Manifold diffeomorphic to $\mathbb{S}^1\times\mathbb{R}$.

Question

Let $H=\{(x, y, z)\in\mathbb{R}^3 | \dfrac{x^2}{a^2}+\dfrac{y^2}{b^2}−\dfrac{z^2}{c^2}=1\}$. Prove that $H$ is a manifold diffeomorphic to $\mathbb{S}^1\times\mathbb{R}$.

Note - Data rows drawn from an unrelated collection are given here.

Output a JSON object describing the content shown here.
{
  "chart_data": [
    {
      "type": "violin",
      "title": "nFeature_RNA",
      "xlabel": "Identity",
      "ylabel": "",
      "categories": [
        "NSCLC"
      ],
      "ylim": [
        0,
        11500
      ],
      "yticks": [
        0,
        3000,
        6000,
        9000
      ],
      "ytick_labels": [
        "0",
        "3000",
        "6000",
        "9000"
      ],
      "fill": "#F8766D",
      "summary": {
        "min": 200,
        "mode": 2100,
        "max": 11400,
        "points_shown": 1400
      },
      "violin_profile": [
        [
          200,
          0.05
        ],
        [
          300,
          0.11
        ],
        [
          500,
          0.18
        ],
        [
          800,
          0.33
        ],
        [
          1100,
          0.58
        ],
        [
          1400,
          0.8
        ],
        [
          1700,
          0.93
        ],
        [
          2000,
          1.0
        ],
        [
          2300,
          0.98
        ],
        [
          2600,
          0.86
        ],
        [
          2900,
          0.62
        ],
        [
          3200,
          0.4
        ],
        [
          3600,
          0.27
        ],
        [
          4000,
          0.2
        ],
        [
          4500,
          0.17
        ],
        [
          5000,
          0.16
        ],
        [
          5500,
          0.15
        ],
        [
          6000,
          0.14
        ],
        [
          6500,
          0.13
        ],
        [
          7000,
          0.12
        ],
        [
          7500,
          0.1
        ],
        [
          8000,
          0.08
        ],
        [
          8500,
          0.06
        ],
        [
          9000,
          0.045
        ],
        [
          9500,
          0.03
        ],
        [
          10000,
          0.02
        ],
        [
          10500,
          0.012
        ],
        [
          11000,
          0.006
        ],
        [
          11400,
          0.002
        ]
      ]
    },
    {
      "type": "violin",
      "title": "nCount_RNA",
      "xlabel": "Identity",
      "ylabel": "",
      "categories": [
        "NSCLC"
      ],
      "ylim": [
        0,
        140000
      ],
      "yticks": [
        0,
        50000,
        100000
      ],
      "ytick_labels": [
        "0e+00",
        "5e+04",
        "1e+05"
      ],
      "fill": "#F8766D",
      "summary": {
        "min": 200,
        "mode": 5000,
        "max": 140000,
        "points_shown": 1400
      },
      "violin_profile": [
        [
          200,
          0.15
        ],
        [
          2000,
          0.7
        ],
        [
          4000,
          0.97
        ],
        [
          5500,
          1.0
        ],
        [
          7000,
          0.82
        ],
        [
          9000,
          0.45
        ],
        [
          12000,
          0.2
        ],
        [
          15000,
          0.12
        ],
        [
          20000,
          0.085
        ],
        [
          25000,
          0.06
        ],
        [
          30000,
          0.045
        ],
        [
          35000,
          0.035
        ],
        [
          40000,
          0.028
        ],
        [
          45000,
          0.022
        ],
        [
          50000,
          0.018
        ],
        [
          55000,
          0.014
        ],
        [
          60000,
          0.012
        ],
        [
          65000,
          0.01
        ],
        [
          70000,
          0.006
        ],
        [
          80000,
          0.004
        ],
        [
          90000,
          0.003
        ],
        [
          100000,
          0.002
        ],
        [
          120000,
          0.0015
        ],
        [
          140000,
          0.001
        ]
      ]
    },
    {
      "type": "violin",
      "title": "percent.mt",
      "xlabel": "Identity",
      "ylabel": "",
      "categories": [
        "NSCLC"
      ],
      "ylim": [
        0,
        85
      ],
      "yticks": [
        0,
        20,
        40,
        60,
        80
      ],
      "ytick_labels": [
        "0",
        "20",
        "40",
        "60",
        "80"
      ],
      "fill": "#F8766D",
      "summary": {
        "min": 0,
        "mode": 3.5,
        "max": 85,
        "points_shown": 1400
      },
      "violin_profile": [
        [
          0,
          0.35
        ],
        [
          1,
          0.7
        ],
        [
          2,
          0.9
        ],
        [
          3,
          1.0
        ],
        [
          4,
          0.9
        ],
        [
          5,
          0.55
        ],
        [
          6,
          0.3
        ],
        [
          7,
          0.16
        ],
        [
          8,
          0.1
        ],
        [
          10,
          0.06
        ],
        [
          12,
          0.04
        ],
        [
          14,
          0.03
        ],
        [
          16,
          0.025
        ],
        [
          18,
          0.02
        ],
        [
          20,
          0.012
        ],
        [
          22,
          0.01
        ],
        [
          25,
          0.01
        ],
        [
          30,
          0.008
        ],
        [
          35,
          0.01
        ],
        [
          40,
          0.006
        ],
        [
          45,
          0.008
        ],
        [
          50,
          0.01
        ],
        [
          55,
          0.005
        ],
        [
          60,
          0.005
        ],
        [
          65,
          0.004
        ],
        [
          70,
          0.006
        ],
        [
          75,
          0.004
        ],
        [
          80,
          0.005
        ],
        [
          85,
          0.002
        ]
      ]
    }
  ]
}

Already I tried to be spread but not how to begin the diffeomorphism

Answer 1

Consider the mapping $f : \Bbb S^1 \times \Bbb R \to H$ given by $$f(x,y,z) = (ax\sqrt{1 + z^2}, by\sqrt{1 + z^2}, cz)$$ It has an inverse $g : H \to \Bbb S^1 \times \Bbb R$ given by $$g(x,y,z) = \left(\frac{cx}{a\sqrt{c^2 + z^2}}, \frac{cy}{b\sqrt{c^2 + z^2}}, \frac{z}{c}\right)$$ Indeed,

\begin{align}g(f(x,y,z)) &= g(ax\sqrt{1 + z^2}, by\sqrt{1 + z^2}, cz)\\ &= \left(\frac{cax\sqrt{1 + z^2}}{a\sqrt{c^2 + (cz)^2}}, \frac{cby\sqrt{1 + z^2}}{b\sqrt{c^2 + (cz)^2}}, \frac{cz}{c}\right)\\ &= \left(\frac{cx\sqrt{1 + z^2}}{c\sqrt{1 + z^2}}, \frac{cy\sqrt{1 + z^2}}{c\sqrt{1 + z^2}}, z\right)\\ &= (x,y,z) \end{align}

and

\begin{align} f(g(x,y,z)) &= f\left(\frac{cx}{a\sqrt{c^2 + z^2}}, \frac{cy}{b\sqrt{1 + z^2}}, \frac{z}{c}\right)\\ &= f\left(\frac{cx}{\sqrt{c^2 + z^2}}\sqrt{1 + \frac{z^2}{c^2}}, \frac{cy}{\sqrt{c^2 + z^2}}\sqrt{1 + \frac{z^2}{c^2}}, z\right)\\ &= f\left(\frac{cx}{\sqrt{c^2 + z^2}}\frac{\sqrt{c^2 + z^2}}{c}, \frac{cy}{\sqrt{c^2 + y^2}} \frac{\sqrt{c^2 + y^2}}{c}, z\right)\\ &= (x,y,z) \end{align}

Both $f$ and $g$ are smooth since their components are smooth. So $f$ is a diffeomorphism.